Class is dismissed early, because he apparently doesn't have much planned—figures. Seems more like a sneaky sob who springs a test on you when you're least expecting it. You catch the guy as he's packing up, which can be construed as a lack of tact, but, you suppose that he's probably gonna see you as some type of bottom-feeder anyways. "Hey, Doc?"

"Yes?" To his credit, he makes it seem like he's genuinely not-a-dick. "Can I help you with anything?"

"Syllabus." You blurt. You shift uncomfortably. "Er… I didn't get the email."

He frowns. "Did you register for the class after last Friday?"

"No—" You absently scratch the back of your head. "Actually... yeah, I think so."

He smiles. "Ah. That means that you haven't been added to the list yet." There's a temporary silence, and then "If you give me your card, I can manually enter you right now."

You grudgingly draw it out of your pocket—it makes you feel slightly vulnerable; a student ID, when you should be starting your first (or second) job.

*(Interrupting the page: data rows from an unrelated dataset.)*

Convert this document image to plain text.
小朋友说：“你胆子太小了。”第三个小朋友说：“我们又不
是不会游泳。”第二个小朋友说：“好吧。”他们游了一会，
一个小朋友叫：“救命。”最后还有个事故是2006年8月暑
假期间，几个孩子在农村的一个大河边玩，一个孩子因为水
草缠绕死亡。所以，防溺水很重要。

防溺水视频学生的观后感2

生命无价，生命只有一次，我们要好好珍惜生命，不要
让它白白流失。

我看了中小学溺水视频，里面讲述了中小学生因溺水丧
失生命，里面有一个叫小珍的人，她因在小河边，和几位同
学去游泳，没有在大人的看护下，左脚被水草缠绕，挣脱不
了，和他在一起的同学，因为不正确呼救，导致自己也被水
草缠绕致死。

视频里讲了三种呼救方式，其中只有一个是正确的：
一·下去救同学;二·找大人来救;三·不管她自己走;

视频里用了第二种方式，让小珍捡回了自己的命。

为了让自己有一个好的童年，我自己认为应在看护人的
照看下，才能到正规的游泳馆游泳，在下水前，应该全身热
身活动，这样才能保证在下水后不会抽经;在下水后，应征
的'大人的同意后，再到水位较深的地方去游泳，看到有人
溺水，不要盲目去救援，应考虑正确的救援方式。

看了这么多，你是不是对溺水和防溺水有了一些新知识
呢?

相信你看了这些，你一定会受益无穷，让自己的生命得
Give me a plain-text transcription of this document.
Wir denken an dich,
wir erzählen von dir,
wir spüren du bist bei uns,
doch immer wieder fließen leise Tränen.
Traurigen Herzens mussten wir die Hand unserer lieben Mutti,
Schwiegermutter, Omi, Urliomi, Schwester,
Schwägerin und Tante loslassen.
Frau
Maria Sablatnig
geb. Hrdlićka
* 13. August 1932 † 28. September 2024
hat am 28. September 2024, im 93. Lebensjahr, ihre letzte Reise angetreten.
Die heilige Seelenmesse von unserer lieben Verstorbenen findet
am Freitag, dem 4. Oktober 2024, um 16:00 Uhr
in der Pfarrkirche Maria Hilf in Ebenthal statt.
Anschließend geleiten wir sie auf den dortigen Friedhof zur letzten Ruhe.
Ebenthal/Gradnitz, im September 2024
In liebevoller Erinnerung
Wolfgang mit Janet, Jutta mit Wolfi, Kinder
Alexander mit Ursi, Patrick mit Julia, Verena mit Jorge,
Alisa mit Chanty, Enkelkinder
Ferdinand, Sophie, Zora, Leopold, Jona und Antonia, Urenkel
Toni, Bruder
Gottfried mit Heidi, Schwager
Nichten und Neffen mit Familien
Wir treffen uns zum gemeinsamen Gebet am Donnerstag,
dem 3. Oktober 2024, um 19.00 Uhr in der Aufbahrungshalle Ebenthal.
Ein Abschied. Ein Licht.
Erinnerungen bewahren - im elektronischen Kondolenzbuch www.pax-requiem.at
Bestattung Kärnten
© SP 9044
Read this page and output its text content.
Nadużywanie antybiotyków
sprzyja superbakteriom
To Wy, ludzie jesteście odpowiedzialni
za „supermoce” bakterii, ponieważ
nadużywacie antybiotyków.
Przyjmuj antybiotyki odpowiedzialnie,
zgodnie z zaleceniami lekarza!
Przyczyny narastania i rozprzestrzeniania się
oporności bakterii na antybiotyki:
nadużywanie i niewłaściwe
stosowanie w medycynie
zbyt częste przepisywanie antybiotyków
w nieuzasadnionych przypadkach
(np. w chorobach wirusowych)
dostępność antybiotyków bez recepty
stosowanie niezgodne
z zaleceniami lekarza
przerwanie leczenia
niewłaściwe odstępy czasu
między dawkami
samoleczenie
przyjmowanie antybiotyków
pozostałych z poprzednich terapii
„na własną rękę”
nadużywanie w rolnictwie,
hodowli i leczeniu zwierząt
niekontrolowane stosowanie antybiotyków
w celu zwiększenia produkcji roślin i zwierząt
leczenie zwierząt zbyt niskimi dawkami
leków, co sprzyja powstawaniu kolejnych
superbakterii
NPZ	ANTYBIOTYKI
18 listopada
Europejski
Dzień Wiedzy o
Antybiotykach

He takes it. A few keystrokes later, it's back in your hands. "There you go, Mr. Ozaki."

"Thanks." You mumble. "Wait. What about the syllabus?"

"I emailed it to you." Another smile. You feel like there might be something off about them. Like it's just part of a veneer, or something. Maybe he is just as much of a jerk as you first thought. You sigh. At least, this time next quarter, you'll be doing clinical rotations, and not be stuck in a classroom playing is-he/she-a-med-or-a-dent.